Violenza sulle donne. Dal Pd una proposta di legge regionale per integrare il ‘Reddito di Libertà’

Violenza sulle donne. Dal Pd una proposta di legge regionale per integrare il ‘Reddito di Libertà’

Violenza sulle donne. Dal Pd una proposta di legge regionale per integrare il ‘Reddito di Libertà’
“Dall’ultimo Rapporto annuale sulla violenza di genere nelle Marche è emerso che 663 sono le donne che si sono rivolte ai Centri Antiviolenza nel 2021, 180 in più rispetto al 2020, e che le violenze subite avvengono principalmente tra le mura domestiche, coinvolgendo direttamente o indirettamente, anche i figli, di cui 118 minori. Le istituzioni hanno il dovere di intervenire in maniera incisiva sull’aspetto economico”.

È ufficialmente iniziato l’iter istituzionale che porterà in discussione in Consiglio regionale la proposta di legge presentata dal consigliere regionale del Partito Democratico Fabrizio Cesetti, per l’istituzione di un fondo volto a integrare le risorse nazionali del Reddito di Libertà alle donne vittime di violenza previste dal decreto legge n. 34/2020.

Ieri mattina, fa sapere Cesetti, “la IV commissione Sanità e Politiche sociali ha nominato i relatori del testo che saranno lo stesso Cesetti, per la minoranza, e Anna Menghi, per la maggioranza”.

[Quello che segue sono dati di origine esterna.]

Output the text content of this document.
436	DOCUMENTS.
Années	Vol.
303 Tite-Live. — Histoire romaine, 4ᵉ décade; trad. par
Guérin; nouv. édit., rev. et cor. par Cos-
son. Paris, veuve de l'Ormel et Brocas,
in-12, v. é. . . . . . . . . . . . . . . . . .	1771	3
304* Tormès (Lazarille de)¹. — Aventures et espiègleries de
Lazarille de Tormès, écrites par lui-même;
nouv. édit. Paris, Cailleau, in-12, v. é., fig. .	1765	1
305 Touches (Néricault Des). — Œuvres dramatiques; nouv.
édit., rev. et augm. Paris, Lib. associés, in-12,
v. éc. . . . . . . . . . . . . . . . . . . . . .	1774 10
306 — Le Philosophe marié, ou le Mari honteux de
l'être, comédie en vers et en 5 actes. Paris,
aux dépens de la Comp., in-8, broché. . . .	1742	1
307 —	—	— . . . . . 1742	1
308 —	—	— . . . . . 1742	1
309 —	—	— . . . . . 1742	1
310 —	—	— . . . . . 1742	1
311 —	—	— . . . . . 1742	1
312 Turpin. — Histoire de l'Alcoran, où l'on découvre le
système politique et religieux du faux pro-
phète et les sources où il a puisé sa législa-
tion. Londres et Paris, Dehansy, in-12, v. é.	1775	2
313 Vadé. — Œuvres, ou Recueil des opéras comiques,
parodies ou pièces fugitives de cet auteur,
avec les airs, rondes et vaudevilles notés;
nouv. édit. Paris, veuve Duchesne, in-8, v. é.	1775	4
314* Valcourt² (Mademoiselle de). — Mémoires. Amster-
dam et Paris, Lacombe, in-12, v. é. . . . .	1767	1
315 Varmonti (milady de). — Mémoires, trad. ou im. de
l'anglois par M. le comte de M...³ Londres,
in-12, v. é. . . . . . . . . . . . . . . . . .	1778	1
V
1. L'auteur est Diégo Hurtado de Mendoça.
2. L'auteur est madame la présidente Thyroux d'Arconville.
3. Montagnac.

“Dall’ultimo Rapporto annuale sulla violenza di genere nelle Marche, presentato in Consiglio regionale nella seduta aperta del 29 novembre 2022, – ricorda una nota – è emerso che 663 sono le donne che si sono rivolte ai Centri Antiviolenza nel 2021, 180 in più rispetto al 2020, e che le violenze subite avvengono principalmente tra le mura domestiche, coinvolgendo in questa spirale di sofferenza e dolore, direttamente o indirettamente, anche i figli, di cui 118 minori”.

“Fermo restando il preziosissimo lavoro svolto dai Centri Antiviolenza – afferma Cesetti – al fine di contrastare questo fenomeno, è assolutamente evidente che le istituzioni, e in particolare la Regione, hanno il dovere di intervenire in maniera incisiva sull’aspetto economico che rende le donne prigioniere di contesti domestici segnati da abusi e violenze”.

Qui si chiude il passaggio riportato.